Dub techno can be a polarizing genre, with newer generations of listeners likely associating the style with minimal techno more than with its place at the roots of genre behind pioneering outfits like Basic Channel and Rhythm and Sound. In the early to mid '00s, Montieth and his contemporaries (perhaps most importantly at the now defunct ~scape imprint) brought the sound into the digital world, taking the foundation of echoed sounds, half-stepping rythyms, and massive bass into their computers and mixing in intricate digital textures and experimental dancefloor flavors to land on a new wave of dense, subdued techno. On Eight, many of these facets are still at the base of Deadbeat's work. His nuanced approach to detailed percussion and airy, hi-fi touch marks the album's high-end spectrum while the dub-influenced patterns serve as the songs' most basic structures. However, Deadbeat cloaks these pillars of his sound with a new intensity, sharpening his tones into tougher forms and incorporating much more analog girth into his productions, both of which are likely the result of the Berlin resident's new studio space and recently acquired analog toys: a Moog and Prophet 600 synthesizer.
These newly introduced tones are immediately detectable, but are by no means overpowering.

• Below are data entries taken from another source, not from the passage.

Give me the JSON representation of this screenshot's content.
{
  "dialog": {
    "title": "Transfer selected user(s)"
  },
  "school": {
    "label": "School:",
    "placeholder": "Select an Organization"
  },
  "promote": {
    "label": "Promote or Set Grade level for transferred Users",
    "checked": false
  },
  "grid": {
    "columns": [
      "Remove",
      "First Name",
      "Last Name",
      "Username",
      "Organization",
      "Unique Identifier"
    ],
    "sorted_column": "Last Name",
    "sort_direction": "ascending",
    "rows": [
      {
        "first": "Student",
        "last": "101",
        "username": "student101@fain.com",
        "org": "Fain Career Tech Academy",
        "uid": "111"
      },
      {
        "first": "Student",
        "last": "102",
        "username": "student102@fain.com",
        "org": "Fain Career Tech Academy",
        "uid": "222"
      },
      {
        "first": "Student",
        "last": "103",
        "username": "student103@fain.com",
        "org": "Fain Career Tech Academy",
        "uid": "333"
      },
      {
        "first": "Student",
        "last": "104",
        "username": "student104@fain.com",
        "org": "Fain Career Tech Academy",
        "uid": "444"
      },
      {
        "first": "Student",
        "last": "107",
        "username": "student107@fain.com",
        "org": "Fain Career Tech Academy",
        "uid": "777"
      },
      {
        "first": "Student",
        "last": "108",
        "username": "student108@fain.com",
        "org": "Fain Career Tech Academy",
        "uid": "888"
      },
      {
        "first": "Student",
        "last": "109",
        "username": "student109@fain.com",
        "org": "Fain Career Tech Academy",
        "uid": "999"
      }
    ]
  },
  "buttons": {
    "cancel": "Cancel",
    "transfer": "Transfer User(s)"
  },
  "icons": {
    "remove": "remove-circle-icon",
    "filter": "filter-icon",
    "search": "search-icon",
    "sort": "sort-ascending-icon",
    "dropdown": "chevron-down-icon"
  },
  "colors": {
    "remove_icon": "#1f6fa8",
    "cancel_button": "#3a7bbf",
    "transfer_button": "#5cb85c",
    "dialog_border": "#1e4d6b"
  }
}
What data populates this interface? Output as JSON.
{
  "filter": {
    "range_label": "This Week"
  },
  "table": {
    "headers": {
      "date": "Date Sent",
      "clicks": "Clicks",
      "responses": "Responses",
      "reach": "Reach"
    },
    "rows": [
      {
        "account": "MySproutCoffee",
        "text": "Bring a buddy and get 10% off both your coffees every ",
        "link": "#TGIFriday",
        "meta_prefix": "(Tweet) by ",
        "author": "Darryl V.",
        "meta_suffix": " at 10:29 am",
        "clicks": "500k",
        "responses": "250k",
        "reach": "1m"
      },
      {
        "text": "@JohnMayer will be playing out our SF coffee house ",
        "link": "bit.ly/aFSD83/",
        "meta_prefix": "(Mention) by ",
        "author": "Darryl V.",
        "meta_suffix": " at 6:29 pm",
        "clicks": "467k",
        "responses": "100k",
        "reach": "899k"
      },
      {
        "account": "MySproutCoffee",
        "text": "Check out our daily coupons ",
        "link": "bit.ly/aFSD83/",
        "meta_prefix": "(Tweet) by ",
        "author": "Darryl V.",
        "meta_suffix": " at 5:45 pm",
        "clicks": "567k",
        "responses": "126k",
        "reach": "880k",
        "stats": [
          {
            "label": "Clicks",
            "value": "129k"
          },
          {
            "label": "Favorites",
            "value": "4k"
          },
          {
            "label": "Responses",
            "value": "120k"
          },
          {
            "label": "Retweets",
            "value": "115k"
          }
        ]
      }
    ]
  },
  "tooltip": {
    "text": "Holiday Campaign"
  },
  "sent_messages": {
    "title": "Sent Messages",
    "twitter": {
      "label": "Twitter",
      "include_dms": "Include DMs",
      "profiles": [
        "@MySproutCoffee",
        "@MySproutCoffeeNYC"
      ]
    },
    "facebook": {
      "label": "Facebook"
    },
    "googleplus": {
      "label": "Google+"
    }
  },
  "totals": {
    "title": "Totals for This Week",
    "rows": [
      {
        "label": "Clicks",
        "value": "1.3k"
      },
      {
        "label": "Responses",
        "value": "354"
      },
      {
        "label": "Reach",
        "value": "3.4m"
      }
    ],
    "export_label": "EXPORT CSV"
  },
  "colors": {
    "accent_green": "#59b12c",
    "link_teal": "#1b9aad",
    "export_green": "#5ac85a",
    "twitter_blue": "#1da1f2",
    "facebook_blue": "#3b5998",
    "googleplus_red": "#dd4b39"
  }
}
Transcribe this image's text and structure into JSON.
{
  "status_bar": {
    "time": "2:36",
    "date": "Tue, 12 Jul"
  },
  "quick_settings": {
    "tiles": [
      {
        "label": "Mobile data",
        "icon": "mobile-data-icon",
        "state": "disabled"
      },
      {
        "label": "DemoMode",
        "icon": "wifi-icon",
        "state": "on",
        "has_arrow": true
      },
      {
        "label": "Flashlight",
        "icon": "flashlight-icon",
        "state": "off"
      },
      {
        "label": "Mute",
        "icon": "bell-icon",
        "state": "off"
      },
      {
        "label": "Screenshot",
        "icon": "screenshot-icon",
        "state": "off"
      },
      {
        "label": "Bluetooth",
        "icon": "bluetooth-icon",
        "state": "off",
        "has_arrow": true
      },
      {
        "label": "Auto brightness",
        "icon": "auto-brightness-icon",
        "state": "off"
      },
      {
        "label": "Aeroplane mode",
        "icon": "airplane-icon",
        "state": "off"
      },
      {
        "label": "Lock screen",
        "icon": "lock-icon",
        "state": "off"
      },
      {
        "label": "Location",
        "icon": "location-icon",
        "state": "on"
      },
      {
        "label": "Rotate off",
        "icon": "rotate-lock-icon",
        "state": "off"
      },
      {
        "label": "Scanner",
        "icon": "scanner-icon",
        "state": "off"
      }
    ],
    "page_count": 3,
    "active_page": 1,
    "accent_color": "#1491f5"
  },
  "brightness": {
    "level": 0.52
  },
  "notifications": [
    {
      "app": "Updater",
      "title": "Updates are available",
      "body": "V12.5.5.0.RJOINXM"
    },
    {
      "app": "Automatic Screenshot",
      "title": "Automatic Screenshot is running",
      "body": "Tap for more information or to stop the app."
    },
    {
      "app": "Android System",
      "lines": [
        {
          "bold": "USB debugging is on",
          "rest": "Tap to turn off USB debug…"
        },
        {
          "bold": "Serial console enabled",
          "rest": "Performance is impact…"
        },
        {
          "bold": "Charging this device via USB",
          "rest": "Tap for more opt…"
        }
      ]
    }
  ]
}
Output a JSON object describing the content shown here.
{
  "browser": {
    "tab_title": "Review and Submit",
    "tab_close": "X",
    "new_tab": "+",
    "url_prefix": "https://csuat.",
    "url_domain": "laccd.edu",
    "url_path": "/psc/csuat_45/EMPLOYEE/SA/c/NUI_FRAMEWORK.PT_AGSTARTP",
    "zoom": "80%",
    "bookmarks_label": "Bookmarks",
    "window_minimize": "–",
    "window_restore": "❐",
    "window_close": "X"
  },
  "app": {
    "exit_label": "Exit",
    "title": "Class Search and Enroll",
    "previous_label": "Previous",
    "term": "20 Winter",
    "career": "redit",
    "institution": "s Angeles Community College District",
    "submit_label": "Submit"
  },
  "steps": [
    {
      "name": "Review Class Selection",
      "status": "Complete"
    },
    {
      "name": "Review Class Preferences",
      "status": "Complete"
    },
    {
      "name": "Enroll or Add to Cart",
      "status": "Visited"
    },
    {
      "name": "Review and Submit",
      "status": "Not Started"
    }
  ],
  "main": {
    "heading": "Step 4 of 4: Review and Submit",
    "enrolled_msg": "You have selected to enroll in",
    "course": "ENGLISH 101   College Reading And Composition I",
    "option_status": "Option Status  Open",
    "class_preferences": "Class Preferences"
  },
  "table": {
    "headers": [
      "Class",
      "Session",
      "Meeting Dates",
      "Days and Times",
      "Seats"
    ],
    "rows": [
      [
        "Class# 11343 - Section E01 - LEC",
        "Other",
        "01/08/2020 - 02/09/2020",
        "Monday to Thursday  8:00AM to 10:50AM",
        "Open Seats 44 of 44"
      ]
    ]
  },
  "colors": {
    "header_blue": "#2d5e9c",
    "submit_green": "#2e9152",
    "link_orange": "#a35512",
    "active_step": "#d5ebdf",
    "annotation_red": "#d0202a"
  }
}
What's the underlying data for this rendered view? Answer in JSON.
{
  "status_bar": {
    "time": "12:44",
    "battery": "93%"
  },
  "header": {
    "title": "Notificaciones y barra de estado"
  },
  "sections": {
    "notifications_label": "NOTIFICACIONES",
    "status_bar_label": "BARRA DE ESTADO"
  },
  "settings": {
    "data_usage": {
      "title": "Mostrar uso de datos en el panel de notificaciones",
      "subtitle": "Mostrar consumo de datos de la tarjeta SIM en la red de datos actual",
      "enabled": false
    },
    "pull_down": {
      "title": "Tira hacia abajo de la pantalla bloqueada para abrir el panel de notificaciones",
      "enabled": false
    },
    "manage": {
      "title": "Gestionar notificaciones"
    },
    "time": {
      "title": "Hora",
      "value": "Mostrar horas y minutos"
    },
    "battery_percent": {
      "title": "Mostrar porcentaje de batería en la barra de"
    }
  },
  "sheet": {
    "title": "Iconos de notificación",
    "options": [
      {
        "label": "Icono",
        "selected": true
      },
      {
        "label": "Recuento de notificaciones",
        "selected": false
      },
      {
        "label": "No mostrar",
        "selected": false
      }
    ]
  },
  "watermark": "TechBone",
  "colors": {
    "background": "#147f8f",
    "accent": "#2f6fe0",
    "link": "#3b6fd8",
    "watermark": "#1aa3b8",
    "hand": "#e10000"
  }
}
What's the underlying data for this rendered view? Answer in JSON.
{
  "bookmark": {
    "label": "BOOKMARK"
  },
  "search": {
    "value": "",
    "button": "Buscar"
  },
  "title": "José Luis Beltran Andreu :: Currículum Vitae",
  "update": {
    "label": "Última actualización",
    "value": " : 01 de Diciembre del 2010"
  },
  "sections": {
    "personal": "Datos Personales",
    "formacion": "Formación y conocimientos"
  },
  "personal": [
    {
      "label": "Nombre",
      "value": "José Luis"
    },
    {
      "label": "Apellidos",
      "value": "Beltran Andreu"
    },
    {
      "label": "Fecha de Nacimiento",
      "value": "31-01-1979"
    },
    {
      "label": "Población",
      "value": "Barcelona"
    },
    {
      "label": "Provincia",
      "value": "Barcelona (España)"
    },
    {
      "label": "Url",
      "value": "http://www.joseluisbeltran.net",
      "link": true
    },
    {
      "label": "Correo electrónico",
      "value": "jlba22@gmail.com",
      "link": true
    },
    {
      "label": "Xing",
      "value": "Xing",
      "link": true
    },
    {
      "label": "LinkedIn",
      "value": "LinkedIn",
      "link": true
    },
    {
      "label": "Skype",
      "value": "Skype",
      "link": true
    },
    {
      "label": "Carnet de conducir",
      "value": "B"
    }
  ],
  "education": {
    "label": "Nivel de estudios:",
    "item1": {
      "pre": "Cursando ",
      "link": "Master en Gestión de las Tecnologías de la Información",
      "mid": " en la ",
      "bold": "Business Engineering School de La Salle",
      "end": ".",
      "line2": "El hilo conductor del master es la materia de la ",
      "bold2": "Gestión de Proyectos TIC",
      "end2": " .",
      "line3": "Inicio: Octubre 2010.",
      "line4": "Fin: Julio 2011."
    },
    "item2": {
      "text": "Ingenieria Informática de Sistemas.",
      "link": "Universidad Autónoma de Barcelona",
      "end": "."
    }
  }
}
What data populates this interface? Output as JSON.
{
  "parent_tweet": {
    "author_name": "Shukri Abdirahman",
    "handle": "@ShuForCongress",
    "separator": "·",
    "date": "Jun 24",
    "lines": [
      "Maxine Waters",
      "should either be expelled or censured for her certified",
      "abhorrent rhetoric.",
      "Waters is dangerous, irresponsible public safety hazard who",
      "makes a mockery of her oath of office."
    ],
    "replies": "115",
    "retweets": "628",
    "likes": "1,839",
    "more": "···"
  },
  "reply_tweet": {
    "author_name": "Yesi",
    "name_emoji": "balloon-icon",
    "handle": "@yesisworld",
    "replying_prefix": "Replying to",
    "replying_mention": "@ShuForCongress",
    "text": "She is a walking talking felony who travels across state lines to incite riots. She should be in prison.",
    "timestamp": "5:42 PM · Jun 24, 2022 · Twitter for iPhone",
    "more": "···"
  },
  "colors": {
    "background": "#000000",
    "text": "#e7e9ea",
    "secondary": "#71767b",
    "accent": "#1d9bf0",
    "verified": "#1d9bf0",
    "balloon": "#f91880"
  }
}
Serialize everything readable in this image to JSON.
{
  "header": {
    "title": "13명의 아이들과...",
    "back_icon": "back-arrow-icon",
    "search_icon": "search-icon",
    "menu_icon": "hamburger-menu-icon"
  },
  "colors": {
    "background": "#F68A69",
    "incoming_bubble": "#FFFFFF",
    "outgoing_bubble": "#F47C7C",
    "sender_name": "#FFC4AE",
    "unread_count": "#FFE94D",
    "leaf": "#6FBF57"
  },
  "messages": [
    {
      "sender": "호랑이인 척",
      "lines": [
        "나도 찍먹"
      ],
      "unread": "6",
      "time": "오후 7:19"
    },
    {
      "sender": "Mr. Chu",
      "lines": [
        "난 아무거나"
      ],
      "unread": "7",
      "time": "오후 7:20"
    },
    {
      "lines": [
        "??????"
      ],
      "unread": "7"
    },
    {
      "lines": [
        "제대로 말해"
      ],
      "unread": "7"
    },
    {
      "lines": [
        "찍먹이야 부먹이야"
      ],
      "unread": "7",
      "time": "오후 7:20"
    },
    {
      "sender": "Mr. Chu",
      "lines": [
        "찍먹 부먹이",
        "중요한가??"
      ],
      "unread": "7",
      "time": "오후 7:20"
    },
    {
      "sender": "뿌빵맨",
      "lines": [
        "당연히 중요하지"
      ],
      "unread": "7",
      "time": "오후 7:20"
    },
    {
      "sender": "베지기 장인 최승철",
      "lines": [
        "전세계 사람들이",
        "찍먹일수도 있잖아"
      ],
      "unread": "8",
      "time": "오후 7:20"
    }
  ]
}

The first pair of album offerings, "The Elephant in the Pool" and "Lazy Jane" (which features Canadian producer/instrumentalist Danuel Tate), are the most straightforward combinations of Deadbeat's past and present, as the dub aesthetic lines up directly against the thicker sounds to form sturdy hybrids. Shortly thereafter, Montieth blurs those same lines to greater effect, landing on the album's most rewarding moments with "Wolves and Angels"—a sequenced, synth-led roller which slowly journeys into an immense sonic atmosphere—the deep, textured four-on-the-floor techno of "My Rotten Roots," and the bass-loaded, percussion-laden, and free-flowing closer, "Horns of Jericho."
Through it all, it's unclear if Deadbeat has adapted to the current musical landscape or has just managed to evolve as an artist in a way which rings true within the context of his newer contemporaries. As with all of his records, Eight takes on a slightly different shape than anything before it, further solidifying the man's reputation as a producer capable of continuing to refine his techniques while landing on new and powerful ideas with each release.